Patient population and study location All patients managed at the Prince of Wales Hospital Ambulatory Heart Failure clinic will be recruited into this registry. Patients' consent will be sought from either the patients or their legal guardian should the patients deemed incapable to consent. There are no exclusion criteria.
Collectable Data Patients' demographic information, clinical characteristic including co-morbidities and physical findings, medication records, laboratory parameter including basic blood test and cardiac enzymes which include NT-pro BNP level, imaging parameters including echocardiographic findings and other relevant cardiac imaging findings will be recorded at baseline and at every visit. Patients' functional class as measure by the New York Heart Association (NYHA) classification and their 6 minute walk test will be recorded at selected time point.

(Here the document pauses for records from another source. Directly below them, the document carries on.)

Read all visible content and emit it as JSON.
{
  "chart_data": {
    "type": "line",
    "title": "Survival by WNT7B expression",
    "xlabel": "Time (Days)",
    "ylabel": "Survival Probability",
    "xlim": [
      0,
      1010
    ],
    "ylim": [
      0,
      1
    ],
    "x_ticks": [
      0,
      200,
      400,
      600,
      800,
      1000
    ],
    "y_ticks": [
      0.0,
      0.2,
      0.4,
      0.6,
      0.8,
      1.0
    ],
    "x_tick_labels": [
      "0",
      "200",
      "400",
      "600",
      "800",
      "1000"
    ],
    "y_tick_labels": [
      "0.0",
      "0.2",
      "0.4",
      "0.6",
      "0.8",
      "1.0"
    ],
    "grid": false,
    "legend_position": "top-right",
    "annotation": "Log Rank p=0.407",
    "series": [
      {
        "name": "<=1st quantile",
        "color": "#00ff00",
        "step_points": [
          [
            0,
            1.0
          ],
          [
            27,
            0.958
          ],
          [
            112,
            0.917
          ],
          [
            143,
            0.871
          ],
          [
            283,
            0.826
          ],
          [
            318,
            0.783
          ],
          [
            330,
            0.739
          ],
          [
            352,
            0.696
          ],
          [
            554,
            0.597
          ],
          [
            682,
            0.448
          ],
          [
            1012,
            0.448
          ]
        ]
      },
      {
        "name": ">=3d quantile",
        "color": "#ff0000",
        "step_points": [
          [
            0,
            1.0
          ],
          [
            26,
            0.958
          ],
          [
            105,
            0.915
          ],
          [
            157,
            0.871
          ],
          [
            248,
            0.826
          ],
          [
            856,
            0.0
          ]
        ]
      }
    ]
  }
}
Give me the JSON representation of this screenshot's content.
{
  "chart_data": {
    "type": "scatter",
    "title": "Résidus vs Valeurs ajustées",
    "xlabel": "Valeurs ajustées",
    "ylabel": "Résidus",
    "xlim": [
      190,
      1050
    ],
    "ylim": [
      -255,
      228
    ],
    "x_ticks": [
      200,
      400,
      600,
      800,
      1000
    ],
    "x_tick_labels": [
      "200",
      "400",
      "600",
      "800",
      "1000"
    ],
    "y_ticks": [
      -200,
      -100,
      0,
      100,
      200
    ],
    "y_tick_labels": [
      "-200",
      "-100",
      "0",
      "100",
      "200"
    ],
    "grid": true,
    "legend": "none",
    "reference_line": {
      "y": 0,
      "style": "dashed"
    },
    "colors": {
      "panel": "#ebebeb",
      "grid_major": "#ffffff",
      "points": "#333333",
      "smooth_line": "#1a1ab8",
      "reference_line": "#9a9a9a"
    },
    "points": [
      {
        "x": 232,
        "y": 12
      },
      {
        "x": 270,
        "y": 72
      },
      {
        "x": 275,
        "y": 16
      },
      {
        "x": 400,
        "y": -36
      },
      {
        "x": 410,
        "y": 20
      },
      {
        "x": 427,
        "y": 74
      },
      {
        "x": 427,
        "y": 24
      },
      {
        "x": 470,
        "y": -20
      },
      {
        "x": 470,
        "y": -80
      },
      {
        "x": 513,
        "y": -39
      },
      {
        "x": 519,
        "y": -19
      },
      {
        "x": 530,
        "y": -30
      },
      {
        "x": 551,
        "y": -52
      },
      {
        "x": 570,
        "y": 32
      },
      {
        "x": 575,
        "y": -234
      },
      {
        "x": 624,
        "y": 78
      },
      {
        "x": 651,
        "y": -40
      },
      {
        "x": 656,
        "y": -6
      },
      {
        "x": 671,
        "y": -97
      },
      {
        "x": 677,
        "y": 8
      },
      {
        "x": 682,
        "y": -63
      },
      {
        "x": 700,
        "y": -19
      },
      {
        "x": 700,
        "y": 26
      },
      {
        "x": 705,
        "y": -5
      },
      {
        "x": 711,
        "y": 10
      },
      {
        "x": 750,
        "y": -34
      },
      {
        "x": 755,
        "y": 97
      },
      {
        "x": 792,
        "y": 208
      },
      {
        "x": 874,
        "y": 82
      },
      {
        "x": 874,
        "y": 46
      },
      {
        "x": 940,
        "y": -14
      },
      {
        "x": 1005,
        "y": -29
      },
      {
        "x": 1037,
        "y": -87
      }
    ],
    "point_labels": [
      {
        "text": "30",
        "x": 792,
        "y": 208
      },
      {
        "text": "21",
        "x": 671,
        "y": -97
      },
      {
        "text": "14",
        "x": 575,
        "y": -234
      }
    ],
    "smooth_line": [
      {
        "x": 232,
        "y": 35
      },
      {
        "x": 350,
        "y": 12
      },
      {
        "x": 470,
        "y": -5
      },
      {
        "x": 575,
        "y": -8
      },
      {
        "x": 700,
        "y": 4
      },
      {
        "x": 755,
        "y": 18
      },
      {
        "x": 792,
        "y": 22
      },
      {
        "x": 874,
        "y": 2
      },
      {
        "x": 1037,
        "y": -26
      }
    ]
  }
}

Patient's Health-related Quality of Life will be measured using both the Minnesota Living with Heart Failure Questionaire (MLHFQ) and the Kansas City Cardiomyopathy Questionnaire (KCCQ) at selected time-point. The MLHFQ, a 21-item HF-specific questionnaire, was adopted to evaluate the quality of life of the study subjects with score ranging 0-105 and lower the scores the better QoL. The KCCQ, is a 23-item self-administered questionnaire developed to independently measure the patient's perception of their health status, with score ranging 1-100 and higher scores the better QoL. All subjects will have the Chinese version of the questionnaire administered by research team at baseline, 3-month and 12-month.
Intervention Since this is a registry, no active intervention will be provided. Treatment of HF will be dictated by the responsible physician.
Duration This registry aim to follow patients for long term.
Analysis All statistical analysis will be performed using STATA version 15 software (College Station, TX, USA). Continuous variables were described by using descriptive statistics including means, medians, and SDs. Frequencies were used for categorical variables. The prevalence of use of each drug was expressed as the percentage of patients using the drug. Wilcoxon Signed Rank Test was performed to test for statistical significance of the differences in NYHA, KCCQ-12 and MLHFQ scores at 3-month and 12-month with respect to the baseline. Kaplan-Meier survival analysis will be performed for time to first hospital admission and death, with time censored at death or on last follow-date. The effect of clinical categories on time to first hospitalization was assessed using adjusted Cox proportional hazards models. Repeat hospitalization outcomes were examined using Cox regression analysis for recurrent events, accounting for the possibility of multiple readmissions occurring over time in the same patient. We treat death and hospitalization as separate competing events. The lifetime of the HF patient is defined to begin on the first registration to the clinic. The MLHFQ-21 and KCCQ-12 domain and summary scores were analysed as continuous variables and grouped scores categories for analysis.